Planning paths for agile autonomous vehicles in dynamic environments is highly complex, but randomized algorithms have shown promising potential for future platforms. The paper proposes a randomized path‑planning architecture for dynamical systems navigating fixed and moving obstacles. The architecture satisfies dynamic constraints, decouples control from planning, preserves convergence, ensures safety under limited computation, and works for ODE or hybrid vehicle models. Simulations with a ground robot and a small autonomous helicopter demonstrate the approach’s effectiveness.

Abstract

Planning the path of an autonomous, agile vehicle in a dynamic environment is a very complex problem, especially when the vehicle is required to use its full maneuvering capabilities. Recent efforts aimed at using randomized algorithms for planning the path of kinematic and dynamic vehicles have demonstrated considerable potential for implementation on future autonomous platforms. This paper builds upon these efforts by proposing a randomized path planning architecture for dynamical systems in the presence of fixed and moving obstacles. This architecture addresses the dynamic constraints on the vehicle's motion, and it provides at the same time a consistent decoupling between low-level control and motion planning.
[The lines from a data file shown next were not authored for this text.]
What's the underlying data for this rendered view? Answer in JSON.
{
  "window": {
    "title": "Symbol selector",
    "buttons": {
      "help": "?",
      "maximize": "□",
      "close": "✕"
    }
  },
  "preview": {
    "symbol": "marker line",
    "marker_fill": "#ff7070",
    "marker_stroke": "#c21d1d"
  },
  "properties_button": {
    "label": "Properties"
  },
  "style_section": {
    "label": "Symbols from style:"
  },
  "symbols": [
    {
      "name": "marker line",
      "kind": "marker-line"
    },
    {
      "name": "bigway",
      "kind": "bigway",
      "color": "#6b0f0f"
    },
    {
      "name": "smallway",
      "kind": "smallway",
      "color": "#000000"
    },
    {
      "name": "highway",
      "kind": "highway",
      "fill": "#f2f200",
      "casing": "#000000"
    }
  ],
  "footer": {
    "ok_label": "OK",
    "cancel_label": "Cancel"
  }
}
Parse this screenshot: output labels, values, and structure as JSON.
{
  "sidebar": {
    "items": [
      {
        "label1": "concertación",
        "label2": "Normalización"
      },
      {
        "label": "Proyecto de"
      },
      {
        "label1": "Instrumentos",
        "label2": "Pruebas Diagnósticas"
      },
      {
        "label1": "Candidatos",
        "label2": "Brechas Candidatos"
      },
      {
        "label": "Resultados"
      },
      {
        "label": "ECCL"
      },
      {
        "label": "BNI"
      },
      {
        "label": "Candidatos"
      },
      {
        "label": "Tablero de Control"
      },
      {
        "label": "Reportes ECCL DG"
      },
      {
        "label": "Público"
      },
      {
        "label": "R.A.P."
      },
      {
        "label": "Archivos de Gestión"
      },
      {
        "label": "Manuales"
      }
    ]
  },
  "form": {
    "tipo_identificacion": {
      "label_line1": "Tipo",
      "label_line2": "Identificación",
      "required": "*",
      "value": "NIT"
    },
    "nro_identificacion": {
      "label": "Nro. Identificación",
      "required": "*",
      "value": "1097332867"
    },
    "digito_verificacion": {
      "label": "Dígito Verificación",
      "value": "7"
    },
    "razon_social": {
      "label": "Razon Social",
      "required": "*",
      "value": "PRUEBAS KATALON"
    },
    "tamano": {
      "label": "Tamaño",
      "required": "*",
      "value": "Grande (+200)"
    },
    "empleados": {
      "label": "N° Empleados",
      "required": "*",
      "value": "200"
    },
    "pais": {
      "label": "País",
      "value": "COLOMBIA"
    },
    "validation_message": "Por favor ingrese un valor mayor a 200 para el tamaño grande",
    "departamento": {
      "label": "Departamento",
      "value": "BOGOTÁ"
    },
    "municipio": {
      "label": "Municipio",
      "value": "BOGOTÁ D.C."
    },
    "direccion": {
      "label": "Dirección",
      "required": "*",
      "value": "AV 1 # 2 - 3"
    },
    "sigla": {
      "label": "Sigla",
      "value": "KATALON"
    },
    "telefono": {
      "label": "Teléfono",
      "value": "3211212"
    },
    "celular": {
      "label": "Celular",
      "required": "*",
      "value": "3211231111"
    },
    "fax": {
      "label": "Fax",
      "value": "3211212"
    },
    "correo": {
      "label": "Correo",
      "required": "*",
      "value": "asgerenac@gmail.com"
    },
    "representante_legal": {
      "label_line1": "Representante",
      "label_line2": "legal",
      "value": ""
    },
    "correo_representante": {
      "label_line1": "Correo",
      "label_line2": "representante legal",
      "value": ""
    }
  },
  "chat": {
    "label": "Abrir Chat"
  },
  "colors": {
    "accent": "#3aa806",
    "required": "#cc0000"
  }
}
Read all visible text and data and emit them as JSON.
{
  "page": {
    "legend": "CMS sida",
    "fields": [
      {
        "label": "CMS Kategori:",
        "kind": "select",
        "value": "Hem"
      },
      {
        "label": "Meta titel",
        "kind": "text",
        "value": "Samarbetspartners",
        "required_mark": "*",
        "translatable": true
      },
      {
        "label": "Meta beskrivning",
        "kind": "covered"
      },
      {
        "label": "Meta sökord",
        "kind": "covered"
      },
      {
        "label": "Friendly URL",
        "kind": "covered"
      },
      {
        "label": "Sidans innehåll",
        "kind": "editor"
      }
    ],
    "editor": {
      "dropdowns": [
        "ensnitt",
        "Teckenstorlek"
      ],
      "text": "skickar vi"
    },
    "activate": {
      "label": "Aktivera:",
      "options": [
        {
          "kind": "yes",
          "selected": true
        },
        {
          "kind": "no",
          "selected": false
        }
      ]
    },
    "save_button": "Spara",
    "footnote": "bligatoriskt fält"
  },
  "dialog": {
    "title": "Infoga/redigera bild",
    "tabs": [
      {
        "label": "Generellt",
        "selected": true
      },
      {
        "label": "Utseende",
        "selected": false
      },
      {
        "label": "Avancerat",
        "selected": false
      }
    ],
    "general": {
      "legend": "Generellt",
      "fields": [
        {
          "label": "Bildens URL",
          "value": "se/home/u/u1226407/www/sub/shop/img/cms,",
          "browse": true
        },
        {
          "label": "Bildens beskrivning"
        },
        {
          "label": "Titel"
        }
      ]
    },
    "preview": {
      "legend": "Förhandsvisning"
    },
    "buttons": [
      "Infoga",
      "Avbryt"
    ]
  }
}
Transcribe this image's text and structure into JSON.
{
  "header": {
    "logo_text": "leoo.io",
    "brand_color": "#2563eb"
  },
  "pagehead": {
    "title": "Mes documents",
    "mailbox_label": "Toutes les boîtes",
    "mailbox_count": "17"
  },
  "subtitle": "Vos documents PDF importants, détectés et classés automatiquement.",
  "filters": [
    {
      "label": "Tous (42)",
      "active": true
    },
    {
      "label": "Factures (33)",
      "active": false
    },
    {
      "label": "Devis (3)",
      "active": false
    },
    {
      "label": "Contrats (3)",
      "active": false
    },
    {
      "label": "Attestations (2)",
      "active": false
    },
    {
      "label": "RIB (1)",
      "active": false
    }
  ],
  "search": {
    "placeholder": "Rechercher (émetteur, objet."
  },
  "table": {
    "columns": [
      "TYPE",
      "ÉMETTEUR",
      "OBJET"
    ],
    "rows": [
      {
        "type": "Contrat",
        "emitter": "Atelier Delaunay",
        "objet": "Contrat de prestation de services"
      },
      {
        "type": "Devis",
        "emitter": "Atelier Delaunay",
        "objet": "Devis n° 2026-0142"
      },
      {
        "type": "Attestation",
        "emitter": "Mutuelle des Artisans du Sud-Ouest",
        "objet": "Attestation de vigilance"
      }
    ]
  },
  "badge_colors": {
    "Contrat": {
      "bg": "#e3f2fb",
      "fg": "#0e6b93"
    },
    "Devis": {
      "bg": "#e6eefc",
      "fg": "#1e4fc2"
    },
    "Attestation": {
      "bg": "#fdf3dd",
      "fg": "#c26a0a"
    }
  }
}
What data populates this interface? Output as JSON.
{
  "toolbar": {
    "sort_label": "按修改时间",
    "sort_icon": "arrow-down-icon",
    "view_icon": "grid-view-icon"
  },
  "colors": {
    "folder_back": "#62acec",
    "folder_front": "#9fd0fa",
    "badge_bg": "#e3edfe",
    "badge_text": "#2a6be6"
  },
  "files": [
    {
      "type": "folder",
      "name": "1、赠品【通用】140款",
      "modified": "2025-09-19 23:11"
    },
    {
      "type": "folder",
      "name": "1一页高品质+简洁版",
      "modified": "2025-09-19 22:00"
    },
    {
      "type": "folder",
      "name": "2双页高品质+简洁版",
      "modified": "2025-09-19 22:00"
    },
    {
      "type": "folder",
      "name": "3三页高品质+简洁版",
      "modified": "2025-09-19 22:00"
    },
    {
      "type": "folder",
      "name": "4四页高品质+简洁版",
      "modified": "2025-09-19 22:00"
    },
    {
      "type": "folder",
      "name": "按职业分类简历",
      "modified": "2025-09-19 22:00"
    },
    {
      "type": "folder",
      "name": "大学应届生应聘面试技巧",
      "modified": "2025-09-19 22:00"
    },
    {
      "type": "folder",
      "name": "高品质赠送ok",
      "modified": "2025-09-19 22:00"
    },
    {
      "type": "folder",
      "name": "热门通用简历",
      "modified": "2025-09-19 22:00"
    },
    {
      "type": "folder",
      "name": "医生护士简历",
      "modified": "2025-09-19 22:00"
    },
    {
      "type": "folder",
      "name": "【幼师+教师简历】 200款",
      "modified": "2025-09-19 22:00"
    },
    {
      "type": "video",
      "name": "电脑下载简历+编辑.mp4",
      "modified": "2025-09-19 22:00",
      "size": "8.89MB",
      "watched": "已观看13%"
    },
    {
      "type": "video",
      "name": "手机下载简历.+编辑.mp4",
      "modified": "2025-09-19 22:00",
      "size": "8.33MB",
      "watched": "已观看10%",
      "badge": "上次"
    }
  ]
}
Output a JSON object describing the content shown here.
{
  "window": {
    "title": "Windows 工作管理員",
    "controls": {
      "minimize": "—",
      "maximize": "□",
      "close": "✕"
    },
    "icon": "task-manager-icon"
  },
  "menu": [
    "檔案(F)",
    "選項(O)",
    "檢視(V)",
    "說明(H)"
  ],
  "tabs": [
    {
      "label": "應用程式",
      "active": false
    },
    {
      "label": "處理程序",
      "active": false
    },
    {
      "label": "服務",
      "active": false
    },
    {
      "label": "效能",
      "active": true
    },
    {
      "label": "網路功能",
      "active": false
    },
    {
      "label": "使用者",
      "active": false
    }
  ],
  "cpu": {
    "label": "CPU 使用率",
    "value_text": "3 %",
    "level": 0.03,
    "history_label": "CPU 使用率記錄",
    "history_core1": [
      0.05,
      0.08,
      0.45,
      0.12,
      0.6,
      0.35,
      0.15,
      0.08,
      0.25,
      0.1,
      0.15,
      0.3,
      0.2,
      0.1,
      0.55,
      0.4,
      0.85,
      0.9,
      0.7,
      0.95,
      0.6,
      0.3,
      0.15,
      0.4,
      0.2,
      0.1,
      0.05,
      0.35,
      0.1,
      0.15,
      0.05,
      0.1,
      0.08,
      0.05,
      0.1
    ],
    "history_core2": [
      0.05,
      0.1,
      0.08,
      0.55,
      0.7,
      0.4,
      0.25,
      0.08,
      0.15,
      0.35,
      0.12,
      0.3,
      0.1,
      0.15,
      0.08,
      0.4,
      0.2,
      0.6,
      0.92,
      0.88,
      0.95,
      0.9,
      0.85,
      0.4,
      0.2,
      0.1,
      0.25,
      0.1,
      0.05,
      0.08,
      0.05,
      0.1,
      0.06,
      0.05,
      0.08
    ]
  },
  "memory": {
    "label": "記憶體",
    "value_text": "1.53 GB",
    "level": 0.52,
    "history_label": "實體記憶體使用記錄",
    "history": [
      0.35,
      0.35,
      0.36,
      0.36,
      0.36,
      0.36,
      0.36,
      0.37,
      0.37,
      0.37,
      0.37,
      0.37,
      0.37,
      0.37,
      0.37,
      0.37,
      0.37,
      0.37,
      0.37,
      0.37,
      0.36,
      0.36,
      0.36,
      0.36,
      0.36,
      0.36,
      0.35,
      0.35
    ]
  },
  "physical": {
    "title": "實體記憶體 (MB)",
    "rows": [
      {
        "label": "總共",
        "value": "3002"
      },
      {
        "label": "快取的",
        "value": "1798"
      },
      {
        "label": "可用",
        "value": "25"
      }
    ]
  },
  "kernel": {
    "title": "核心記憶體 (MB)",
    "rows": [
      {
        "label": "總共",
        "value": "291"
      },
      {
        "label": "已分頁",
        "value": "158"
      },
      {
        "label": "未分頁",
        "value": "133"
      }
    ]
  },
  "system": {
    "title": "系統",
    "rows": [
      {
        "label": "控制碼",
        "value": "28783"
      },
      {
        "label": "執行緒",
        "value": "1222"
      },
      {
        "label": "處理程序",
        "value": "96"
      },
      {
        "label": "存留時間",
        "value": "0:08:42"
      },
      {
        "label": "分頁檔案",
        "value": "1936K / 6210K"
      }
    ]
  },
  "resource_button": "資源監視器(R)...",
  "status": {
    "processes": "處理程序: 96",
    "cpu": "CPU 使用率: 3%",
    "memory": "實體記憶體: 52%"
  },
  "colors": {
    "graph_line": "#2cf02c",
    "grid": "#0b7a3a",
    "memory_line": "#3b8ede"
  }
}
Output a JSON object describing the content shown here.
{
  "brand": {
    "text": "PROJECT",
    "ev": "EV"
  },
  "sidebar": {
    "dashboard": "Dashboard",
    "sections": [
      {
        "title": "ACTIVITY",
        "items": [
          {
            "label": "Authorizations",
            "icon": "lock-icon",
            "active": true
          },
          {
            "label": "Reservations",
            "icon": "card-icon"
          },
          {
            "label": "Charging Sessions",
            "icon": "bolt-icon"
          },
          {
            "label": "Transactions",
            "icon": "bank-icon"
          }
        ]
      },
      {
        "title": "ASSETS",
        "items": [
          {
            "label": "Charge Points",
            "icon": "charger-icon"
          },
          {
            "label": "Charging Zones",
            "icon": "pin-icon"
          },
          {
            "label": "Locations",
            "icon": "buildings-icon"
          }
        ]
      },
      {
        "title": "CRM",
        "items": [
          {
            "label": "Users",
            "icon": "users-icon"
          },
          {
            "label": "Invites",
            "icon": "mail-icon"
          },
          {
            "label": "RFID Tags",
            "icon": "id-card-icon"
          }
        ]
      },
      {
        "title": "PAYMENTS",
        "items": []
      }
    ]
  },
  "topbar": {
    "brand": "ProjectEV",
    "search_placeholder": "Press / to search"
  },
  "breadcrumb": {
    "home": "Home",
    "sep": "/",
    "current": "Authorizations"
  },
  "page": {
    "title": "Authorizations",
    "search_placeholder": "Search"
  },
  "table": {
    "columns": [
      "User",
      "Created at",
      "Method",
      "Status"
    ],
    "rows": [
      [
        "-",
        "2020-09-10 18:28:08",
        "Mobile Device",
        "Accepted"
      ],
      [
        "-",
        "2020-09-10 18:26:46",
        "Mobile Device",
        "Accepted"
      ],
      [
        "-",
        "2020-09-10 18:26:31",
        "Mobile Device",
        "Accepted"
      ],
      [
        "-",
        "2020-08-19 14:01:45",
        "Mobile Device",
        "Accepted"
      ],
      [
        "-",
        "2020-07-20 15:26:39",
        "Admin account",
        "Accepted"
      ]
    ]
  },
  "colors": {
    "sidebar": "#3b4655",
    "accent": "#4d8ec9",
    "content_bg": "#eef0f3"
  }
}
The path planning algorithm retains the convergence properties of its kinematic counterparts. System safety is also addressed in the face of finite computation times by analyzing the behavior of the algorithm when the available onboard computation resources are limited, and the planning must be performed in real time. The proposed algorithm can be applied to vehicles whose dynamics are described either by ordinary differential equations or by higher-level, hybrid representations. Simulation examples involving a ground robot and a small autonomous helicopter are presented and discussed.